We assessed the pharmacodynamic effects of continuous daily treatment with IMG-7289 in a JAK2^V617F knock-in murine MPN with established disease. Animals were treated for up to 56 days. Outcome measures included complete blood counts (CBC), hematological phenotype, overall survival, spleen size, bone marrow morphology and the JAK2^V617F allele burden. Moreover, pro-inflammatory cytokine were monitored during the course of treatment as well as chromatin changes by western blotting and ChIPseq.

Jak2^V617F-L2 mice were crossed to MxCRE mice and displayed a fulminant MPN phenotype without dIdC induction. CBC and BM FACS analysis were conducted as previously described. We designed a qPCR assay to quantitate murine JAK2^V617F allele burden. 
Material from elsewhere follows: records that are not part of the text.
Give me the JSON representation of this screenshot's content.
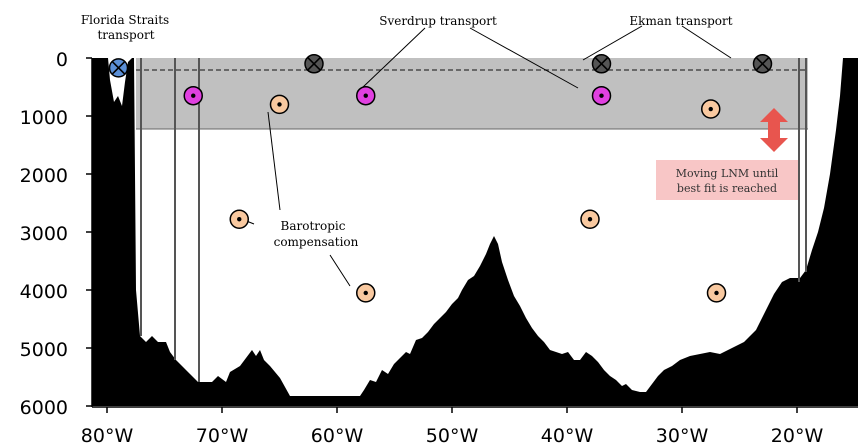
{
  "labels": {
    "florida_line1": "Florida Straits",
    "florida_line2": "transport",
    "sverdrup": "Sverdrup transport",
    "ekman": "Ekman transport",
    "barotropic_line1": "Barotropic",
    "barotropic_line2": "compensation",
    "lnm_line1": "Moving LNM until",
    "lnm_line2": "best fit is reached"
  },
  "axes": {
    "y_ticks": [
      "0",
      "1000",
      "2000",
      "3000",
      "4000",
      "5000",
      "6000"
    ],
    "x_ticks": [
      "80°W",
      "70°W",
      "60°W",
      "50°W",
      "40°W",
      "30°W",
      "20°W"
    ]
  },
  "colors": {
    "band": "#c0c0c0",
    "sverdrup_marker": "#e040e0",
    "ekman_marker": "#555555",
    "barotropic_marker": "#f9c9a0",
    "florida_marker": "#5b8fd6",
    "arrow": "#e8554e",
    "lnm_box": "#f8c6c6"
  },
  "markers": {
    "ekman": [
      [
        -62,
        100
      ],
      [
        -37,
        100
      ],
      [
        -23,
        100
      ]
    ],
    "sverdrup": [
      [
        -72.5,
        650
      ],
      [
        -57.5,
        650
      ],
      [
        -37,
        650
      ]
    ],
    "barotropic": [
      [
        -65,
        800
      ],
      [
        -27.5,
        880
      ],
      [
        -68.5,
        2780
      ],
      [
        -38,
        2780
      ],
      [
        -57.5,
        4050
      ],
      [
        -27,
        4050
      ]
    ],
    "florida": [
      [
        -79,
        170
      ]
    ]
  }
}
IMG-7289 treatment was exceptionally well tolerated and mice showed drastic decreases in platelet count (208 vs. 2063*10³/μl), reticulocytes (800 vs. 1674*10³/μl), monocytes and neutrophils 14 days after the start of treatment. HCT and WBC started to decrease after 28 days. While the JAK2 mutant allele burden increased over time in untreated mice, it decreased in IMG-7289 treated mice and was statistically significantly lower in peripheral blood as well as in spleen. We observed a drastic increase in the pro-inflammatory cytokine CXCL5 in untreated mice during the course of investigation while CXCL5 levels of treated mice decreased to levels of wild-type littermates. Moreover, treated mice showed a highly significantly increased survival over untreated mice, even in a late stage of disease. Lastly, we were able to show that global H3K9me2, which is generally associated with gene expression silencing, was increased in the bone marrow of IMG-7289 treated mice compared to control mice. The remaining pathophysiological data and functional data on epigenetic regulation will be presented.